I have a game with the following rules:
User is given fruit prices and has a chance to buy or sell items in their fruit basket every turn.
The user cannot make more than a 10% total change in their basket on a single turn.
- Fruit prices change everyday and when multiplied by the quantities of items in the fruit basket, the total value of the basket changes relative to the fruit price changes everyday as well.
- The program is only given the current price of all the fruits and the current value of the basket (current price of fruit * quantities for all items in the basket).
- Based on these 2 inputs(all fruit prices and basket total value), the program tries to guess what items are in the basket.
- Basket cannot hold more than 100 items but slots can be empty
- The play can play several turns.
My goal is to accurately guess as computationally inexpensively as possible (read: no brute force) and scale if there are thousands of new fruits.

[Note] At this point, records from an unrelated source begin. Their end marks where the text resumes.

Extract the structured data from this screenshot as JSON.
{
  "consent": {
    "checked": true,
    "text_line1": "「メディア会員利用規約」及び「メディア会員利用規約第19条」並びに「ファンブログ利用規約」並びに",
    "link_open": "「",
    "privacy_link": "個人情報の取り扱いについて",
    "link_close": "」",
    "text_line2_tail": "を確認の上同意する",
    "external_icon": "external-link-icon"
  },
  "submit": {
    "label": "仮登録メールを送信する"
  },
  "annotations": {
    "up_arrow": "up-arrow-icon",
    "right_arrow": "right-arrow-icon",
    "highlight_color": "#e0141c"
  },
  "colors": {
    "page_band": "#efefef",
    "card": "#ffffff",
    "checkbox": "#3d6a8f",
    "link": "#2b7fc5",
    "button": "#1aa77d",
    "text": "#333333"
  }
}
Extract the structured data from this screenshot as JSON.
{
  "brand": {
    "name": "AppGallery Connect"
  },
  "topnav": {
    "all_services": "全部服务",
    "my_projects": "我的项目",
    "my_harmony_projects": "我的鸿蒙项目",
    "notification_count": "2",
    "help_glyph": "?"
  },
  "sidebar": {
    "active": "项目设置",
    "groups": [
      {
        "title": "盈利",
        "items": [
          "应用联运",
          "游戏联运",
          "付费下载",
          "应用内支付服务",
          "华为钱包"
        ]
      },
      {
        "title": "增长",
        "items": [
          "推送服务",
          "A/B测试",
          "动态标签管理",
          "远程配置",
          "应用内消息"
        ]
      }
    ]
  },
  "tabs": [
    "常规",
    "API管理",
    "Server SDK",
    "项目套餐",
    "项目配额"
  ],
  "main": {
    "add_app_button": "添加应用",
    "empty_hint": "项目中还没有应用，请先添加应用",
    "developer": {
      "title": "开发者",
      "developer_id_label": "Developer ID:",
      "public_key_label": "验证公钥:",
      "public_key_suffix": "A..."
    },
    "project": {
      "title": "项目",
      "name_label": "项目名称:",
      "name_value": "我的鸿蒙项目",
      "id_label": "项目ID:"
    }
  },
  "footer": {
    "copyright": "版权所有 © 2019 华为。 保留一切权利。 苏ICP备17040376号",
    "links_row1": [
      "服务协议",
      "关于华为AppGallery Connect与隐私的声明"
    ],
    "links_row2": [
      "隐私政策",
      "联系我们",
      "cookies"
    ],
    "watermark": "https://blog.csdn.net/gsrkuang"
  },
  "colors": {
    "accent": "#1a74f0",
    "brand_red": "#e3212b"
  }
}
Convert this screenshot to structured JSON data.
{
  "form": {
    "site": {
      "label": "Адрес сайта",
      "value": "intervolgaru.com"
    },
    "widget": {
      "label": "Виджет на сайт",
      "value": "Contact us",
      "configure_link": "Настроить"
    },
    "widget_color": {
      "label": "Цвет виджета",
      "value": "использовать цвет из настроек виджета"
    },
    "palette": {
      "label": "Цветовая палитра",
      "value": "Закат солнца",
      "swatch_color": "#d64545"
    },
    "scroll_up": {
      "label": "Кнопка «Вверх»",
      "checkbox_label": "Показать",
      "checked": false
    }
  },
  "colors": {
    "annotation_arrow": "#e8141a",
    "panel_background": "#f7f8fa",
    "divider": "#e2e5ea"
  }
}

I am struggling to find an answer but in my mind it’s not hard. If I have the below table. I could study day 1 and get the following data:
Apple 1 Pears 2 Oranges 3 Basket Value = 217
I can do a back of napkin calculation and assume, the weights in the basket are: 0 apple, 83 pears, and 17 Oranges equaling a basket value of 217.

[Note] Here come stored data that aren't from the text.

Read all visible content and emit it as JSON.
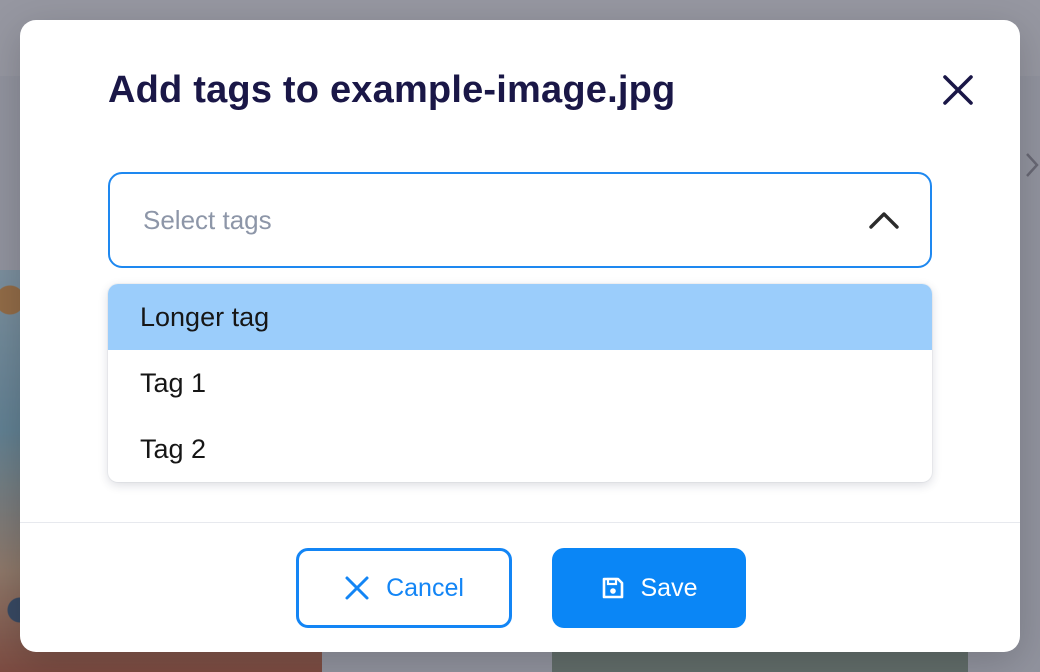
{
  "modal": {
    "title": "Add tags to example-image.jpg"
  },
  "tag_select": {
    "placeholder": "Select tags",
    "expanded": true,
    "options": [
      {
        "label": "Longer tag",
        "highlighted": true
      },
      {
        "label": "Tag 1",
        "highlighted": false
      },
      {
        "label": "Tag 2",
        "highlighted": false
      }
    ]
  },
  "footer": {
    "cancel_label": "Cancel",
    "save_label": "Save"
  },
  "icons": {
    "close": "close-icon",
    "chevron": "chevron-up-icon",
    "cancel": "x-icon",
    "save": "floppy-disk-icon"
  },
  "colors": {
    "title": "#1a1747",
    "accent": "#1385f5",
    "highlight": "#9bcdfb",
    "placeholder": "#8d96a8"
  }
}
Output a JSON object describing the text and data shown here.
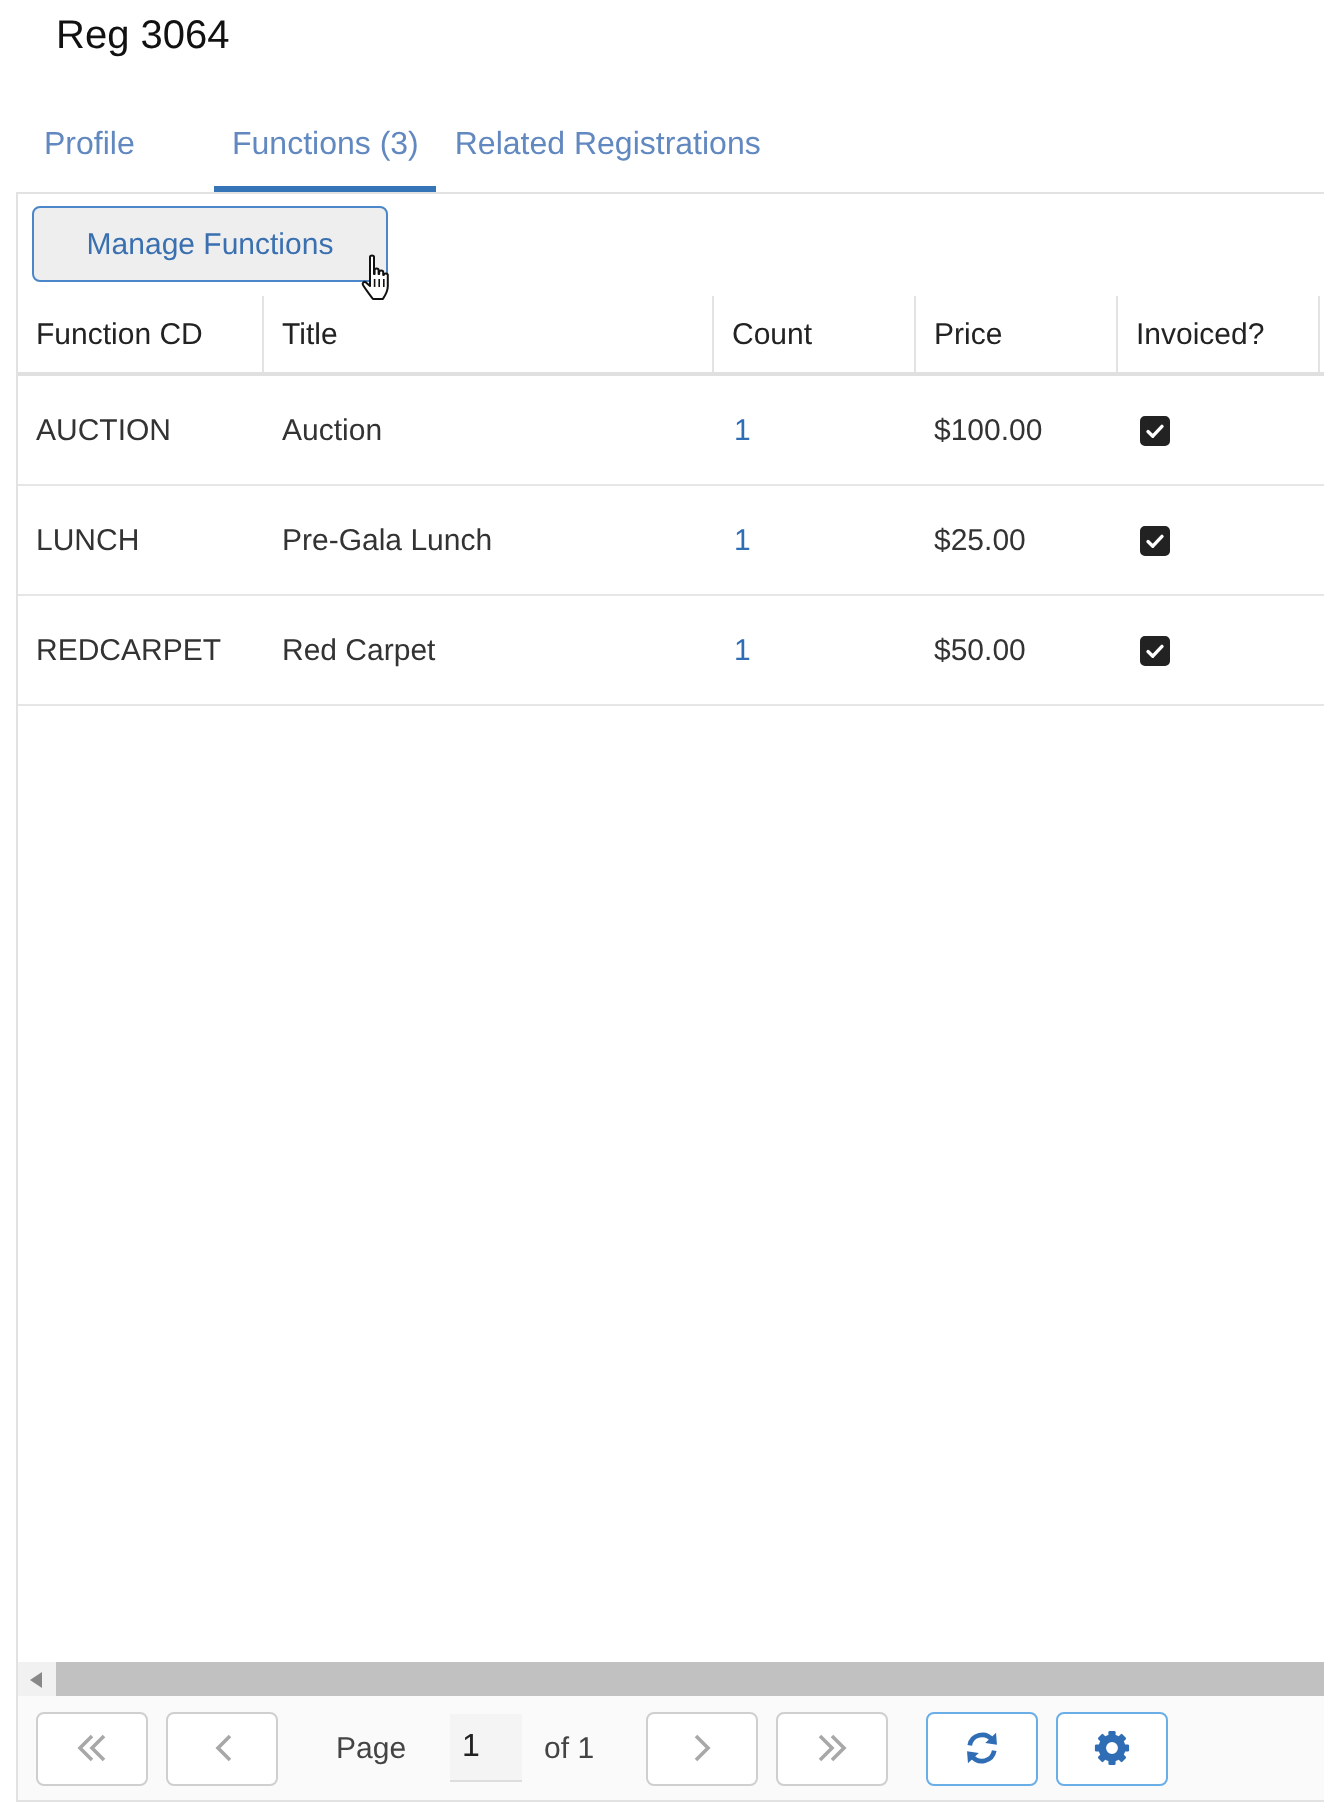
{
  "page": {
    "title": "Reg 3064"
  },
  "tabs": [
    {
      "label": "Profile",
      "selected": false
    },
    {
      "label": "Functions (3)",
      "selected": true
    },
    {
      "label": "Related Registrations",
      "selected": false
    }
  ],
  "toolbar": {
    "buttons": [
      "Manage Functions"
    ]
  },
  "table": {
    "columns": [
      "Function CD",
      "Title",
      "Count",
      "Price",
      "Invoiced?"
    ],
    "rows": [
      {
        "function_cd": "AUCTION",
        "title": "Auction",
        "count": "1",
        "price": "$100.00",
        "invoiced": true
      },
      {
        "function_cd": "LUNCH",
        "title": "Pre-Gala Lunch",
        "count": "1",
        "price": "$25.00",
        "invoiced": true
      },
      {
        "function_cd": "REDCARPET",
        "title": "Red Carpet",
        "count": "1",
        "price": "$50.00",
        "invoiced": true
      }
    ]
  },
  "pager": {
    "buttons": [
      {
        "kind": "first",
        "disabled": true
      },
      {
        "kind": "prev",
        "disabled": true
      },
      {
        "kind": "next",
        "disabled": true
      },
      {
        "kind": "last",
        "disabled": true
      },
      {
        "kind": "refresh",
        "disabled": false
      },
      {
        "kind": "settings",
        "disabled": false
      }
    ],
    "page_label": "Page",
    "page": "1",
    "of_label": "of 1"
  }
}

The next day, the values of the fruits and basket changes. To (apple = 2, Pear 3, Oranges 5) with a basket value of 348. When I take my assumed weights above (0,83,17) I get a total value of 334 – not correct! Running this by my script, I see the closest match is 0 apples, 76 pears, 24 oranges which although does equal 348 when % change of factored in it’s a 38% change so it’s not possible!
I know I can completely brute force this but if I have 1000 fruits, it won’t scale. Not to jump on any band wagon but can something like a neural net quickly rule out the unlikely so I calculate large volumes of data? I think they has to be a more scalable/quicker way than pure brute force? Or is there any other type solution that could can get result?

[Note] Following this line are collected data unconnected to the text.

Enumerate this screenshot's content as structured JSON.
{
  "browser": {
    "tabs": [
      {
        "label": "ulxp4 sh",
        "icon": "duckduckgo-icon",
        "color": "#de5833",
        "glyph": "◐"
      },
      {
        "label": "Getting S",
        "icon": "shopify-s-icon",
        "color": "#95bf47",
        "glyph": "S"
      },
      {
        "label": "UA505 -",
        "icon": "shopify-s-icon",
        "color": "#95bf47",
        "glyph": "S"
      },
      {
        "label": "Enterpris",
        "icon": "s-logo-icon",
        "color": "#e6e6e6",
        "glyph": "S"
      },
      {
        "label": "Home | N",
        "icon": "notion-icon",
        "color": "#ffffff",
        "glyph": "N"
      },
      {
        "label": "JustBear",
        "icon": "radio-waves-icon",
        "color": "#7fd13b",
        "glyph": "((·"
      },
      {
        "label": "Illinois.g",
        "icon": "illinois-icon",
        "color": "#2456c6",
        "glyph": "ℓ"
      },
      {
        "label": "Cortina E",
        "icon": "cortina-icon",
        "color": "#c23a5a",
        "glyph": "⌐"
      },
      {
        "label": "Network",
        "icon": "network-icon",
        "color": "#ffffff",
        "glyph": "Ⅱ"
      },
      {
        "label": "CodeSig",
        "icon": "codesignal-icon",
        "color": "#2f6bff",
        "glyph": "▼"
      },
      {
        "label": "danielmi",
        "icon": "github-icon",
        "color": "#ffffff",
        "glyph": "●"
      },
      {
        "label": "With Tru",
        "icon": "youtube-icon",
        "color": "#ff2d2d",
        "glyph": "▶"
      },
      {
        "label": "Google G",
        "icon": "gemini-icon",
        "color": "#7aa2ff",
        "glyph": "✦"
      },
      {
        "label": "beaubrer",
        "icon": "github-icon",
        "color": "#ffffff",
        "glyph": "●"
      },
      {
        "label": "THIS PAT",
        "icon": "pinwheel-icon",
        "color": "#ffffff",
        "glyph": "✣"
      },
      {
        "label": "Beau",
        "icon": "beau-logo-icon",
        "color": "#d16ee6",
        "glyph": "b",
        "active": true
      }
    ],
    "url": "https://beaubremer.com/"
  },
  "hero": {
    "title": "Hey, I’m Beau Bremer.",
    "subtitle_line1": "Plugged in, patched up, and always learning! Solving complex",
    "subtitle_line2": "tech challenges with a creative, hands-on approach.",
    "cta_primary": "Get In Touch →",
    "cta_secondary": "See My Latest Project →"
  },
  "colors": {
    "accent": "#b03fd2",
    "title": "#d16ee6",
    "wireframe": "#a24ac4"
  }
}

Here is the raw data (remember program can only see prices and total basket value only):
Here's some brute force code (Thank you @paul Hankin for a cleaner example than mine):
def possibilities(value, prices): for i in range(0, value+1, prices): for j in range(0, value+1-i, prices): k = value - i - j if k % prices == 0: yield i//prices, j//prices, k//prices def merge_totals(last, this, r): ok =  for t in this: for l in last: f = int(sum(l) * r) if all(l[i] -f <= t[i] <= l[i] + f for i in range(len(l))): ok.append(t) break return ok days = [ (217, (1, 2, 3)), (348, (2, 3, 5)), (251, (1, 2, 4)), ] ps = None for i, d in enumerate(days): new_ps = list(possibilities(*d)) if ps is None: ps = new_ps ps = merge_totals(ps, new_ps, 0.10) print('Day %d' % (i+1)) for p in ps: print('Day %d,' % (i+1), 'apples: %s, pears: %s, oranges: %s' % p) print
Update - The info so far is awesome. Does it make sense to break the problem into two problems? One is generating the possibilities while the the other is finding the relationship between the possibilities(no more than a 10% daily change). By ruling out possibilities, couldn't that also be used to help only generate possibilities that are possible to begin with? I'm not sure the approach still but I do feel both problems are different but tightly related. Your thoughts?
Update 2 - there are a lot of questions around the % change. This is the total volume of items in the basket that can change. To use the game example, Imagine the store says - you can sell/return/buy fruits but they cannot be more than 10% of your last bill. So although the change in fruit prices can cause changes in your basket value, the user cannot take any action that would impact it by more than 10%. So if the value was 100, they can make changes that create get it to 110 but not more.
I hate to let you down but I really don't think a neural net will help at all for this problem, and IMO the best answer to your question is the advice "don't waste your time trying neural nets".
An easy rule of thumb for deciding whether or not neural networks are applicable is to think, "can an average adult human solve this problem reasonably well in a few seconds?" For problems like "what's in this image", "respond to this question", or "transcribe this audio clip", the answer is yes. But for your problem, the answer is a most definite no.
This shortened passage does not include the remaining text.